# Long Distance Prep



## Airbaby (Aug 9, 2008)

I was wondering if anyone would be willing to share there training schedule of an Old Bird they would be prepping for a 500-600 mile race. Now i know the types of grains and stuff most feed to help build the bird up, but what i have never seen is what the training/race/rest schedule is like for a bird getting ready to fly to the distance. Any feedback would be greatly appreciated.


----------



## Lickfork (Feb 1, 2010)

There will be many different opinions on this and I'm by no means a master. I've never flown a 600 but I have flown several 500's.
A lot of it has to do with how your birds respond to training and exercise. Some excell under streneous training and others will deteriorate. I always train carfully out to 100 miles before the race season. Once the races start I try to race all my birds every weekend providing they are physically able. In this way I let the races condition my birds instead of wearing out my truck. I let them rest on sunday and monday then make shorter training tosses tuesday through friday. 15 to 20 miles a day some times twice a day. I normally won't fly a bird on two 500's or even a 400 and a 500 on back to back weekends. I prefer to fly a bird 300 or less but at least a 100 miles the weekend before a 500. Even if that means making a 100 mile training toss instead of racing.


----------



## Crazy Pete (Nov 13, 2008)

I never train my birds less than 25 mi. if they come home from 400 or 500 on the day they get Sunday and Monday off. Well they still have to loft fly Tuesday loft fly in the morning and then a 40 mi toss still in the morning and that happens every other day for 2 weeks then they go to the 600. On the day of basketing I spray corn oil on the feed this stores fet in the liver for the race. They need that, never use canolla oil that is poison on their systom. Stay away from maple peas that takes away from some of the protien of the other peas. Tie a rag to a long pole use a tennis ball what ever make them fly 1 1/2 hrs a day plus training to get them ready for the 600. Do not race them for 2 weeks.
Dave


----------



## SmithFamilyLoft (Nov 22, 2004)

Airbaby said:


> I was wondering if anyone would be willing to share there training schedule of an Old Bird they would be prepping for a 500-600 mile race. Now i know the types of grains and stuff most feed to help build the bird up, but what i have never seen is what the training/race/rest schedule is like for a bird getting ready to fly to the distance. Any feedback would be greatly appreciated.


 I don't race OB's, so take what I say with a grain of salt. But, just as a point of reference, we have an older member in our combine in very poor health, that does no road training at all, and he very consistantly places in the top 20%. 

If you can get your birds to fly around the loft for several hours a day, then I think it is quite possible, that very little if any road work, is needed. I know that back in the good ole days of the 1960's, my mentor and I trained maybe 4 or 5 times out to about 7 miles. Which now days, really sounds kind of funny. My mentor was a WWII pigeon corps guy, and never really valued road work all that much, and he won quite a few of the 500 and 600 mile events, so go figure. 

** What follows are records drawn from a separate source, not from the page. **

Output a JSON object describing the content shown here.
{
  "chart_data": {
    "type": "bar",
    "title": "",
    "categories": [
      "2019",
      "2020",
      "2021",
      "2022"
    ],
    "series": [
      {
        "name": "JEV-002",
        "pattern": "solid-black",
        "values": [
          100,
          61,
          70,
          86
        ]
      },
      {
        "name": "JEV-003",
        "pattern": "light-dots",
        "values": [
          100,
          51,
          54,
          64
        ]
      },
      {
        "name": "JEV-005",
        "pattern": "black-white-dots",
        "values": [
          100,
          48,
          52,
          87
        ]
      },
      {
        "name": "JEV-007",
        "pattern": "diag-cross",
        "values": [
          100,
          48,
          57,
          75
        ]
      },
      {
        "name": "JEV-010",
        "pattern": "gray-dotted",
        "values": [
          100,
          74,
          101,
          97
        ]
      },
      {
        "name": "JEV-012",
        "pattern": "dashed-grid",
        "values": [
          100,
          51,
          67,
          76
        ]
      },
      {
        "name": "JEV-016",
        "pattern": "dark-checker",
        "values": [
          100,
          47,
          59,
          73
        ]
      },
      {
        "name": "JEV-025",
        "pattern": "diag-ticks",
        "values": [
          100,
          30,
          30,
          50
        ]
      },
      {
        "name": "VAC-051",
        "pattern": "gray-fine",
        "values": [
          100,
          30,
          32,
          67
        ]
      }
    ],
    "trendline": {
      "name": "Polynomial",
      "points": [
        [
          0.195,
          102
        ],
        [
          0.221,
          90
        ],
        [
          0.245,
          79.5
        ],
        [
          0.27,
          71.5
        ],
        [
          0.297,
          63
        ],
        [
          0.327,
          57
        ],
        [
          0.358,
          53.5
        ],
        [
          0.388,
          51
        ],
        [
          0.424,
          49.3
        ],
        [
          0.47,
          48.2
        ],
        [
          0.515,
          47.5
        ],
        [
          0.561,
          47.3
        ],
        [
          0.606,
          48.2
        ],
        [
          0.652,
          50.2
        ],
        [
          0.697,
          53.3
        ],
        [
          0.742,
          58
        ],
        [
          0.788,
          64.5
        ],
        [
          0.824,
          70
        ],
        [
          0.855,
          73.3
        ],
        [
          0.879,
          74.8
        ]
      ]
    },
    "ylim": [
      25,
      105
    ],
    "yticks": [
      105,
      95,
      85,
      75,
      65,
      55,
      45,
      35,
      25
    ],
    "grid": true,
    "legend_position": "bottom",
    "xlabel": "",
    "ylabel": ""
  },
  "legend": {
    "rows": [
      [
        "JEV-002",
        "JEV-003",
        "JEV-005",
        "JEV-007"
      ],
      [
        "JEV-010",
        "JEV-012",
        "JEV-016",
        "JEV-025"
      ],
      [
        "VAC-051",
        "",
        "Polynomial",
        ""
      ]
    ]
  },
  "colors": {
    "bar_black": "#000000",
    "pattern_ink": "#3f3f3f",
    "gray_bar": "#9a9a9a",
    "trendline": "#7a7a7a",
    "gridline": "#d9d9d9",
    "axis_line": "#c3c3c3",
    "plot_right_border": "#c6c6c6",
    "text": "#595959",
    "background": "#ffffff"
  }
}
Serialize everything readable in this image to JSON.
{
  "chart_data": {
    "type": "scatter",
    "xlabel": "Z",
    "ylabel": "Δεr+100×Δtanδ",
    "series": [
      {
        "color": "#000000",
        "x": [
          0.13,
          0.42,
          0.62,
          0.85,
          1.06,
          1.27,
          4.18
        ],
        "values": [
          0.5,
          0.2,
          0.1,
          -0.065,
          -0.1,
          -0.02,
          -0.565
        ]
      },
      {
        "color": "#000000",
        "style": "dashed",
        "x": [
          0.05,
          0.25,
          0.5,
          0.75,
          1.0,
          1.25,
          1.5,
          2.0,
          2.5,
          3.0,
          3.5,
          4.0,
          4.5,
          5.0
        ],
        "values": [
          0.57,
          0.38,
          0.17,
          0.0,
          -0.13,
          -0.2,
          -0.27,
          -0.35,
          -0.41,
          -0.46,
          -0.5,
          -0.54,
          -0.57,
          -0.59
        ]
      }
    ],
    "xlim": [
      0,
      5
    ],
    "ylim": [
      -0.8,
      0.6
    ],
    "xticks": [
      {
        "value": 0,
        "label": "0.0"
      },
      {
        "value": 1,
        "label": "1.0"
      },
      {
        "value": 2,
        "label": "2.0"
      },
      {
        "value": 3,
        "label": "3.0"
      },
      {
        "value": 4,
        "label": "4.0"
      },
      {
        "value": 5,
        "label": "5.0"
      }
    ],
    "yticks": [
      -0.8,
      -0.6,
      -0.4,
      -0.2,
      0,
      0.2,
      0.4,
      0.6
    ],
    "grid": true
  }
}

I'm thinking that all those decades of only retaining birds which won those 500 and 600 mile events, without road training, may have created a family which did not require constant road training. I also think, that if generation after generation, you work with birds which need a lot of constant road work, you might be building a family up which requires such things. Just wanted to share a perspective you won't generally hear.


----------



## Airbaby (Aug 9, 2008)

Thank you everybody for the feedback, you all had the types of responses I was looking for.

Thanks again,
Roy


----------



## irishsyndicate (Sep 19, 2008)

One old pioneer told me, if your birds have been racing all season or every other race weekend - then the week of the 500 (usually the 500 is basketed on a Thursday for a Saturday release) - just dump a sack of feed in the loft that week and for the most part leave the birds alone......


----------



## fresnobirdman (Dec 27, 2008)

irishsyndicate said:


> One old pioneer told me, if your birds have been racing all season or every other race weekend - then the week of the 500 (usually the 500 is basketed on a Thursday for a Saturday release) - just dump a sack of feed in the loft that week and for the most part leave the birds alone......


i like your response dude.ahha


----------



## Airbaby (Aug 9, 2008)

irishsyndicate said:


> One old pioneer told me, if your birds have been racing all season or every other race weekend - then the week of the 500 (usually the 500 is basketed on a Thursday for a Saturday release) - just dump a sack of feed in the loft that week and for the most part leave the birds alone......


I suppose it would be worth a shot, however i also have birds i prep for shorter races too, i have read a few times where a fancier will have a loft striclty for Long Distance birds and a seperate loft for the shorter races so he or she could feed accordingly....


----------



## Crazy Pete (Nov 13, 2008)

Dump a sack of feed on the floor, no road training just loft flying it all sounds good if your happy with the top 20%. i took 1st club 4th combine 600 mi I want top 1 or 2 %. But I prefer to win.
Dave


----------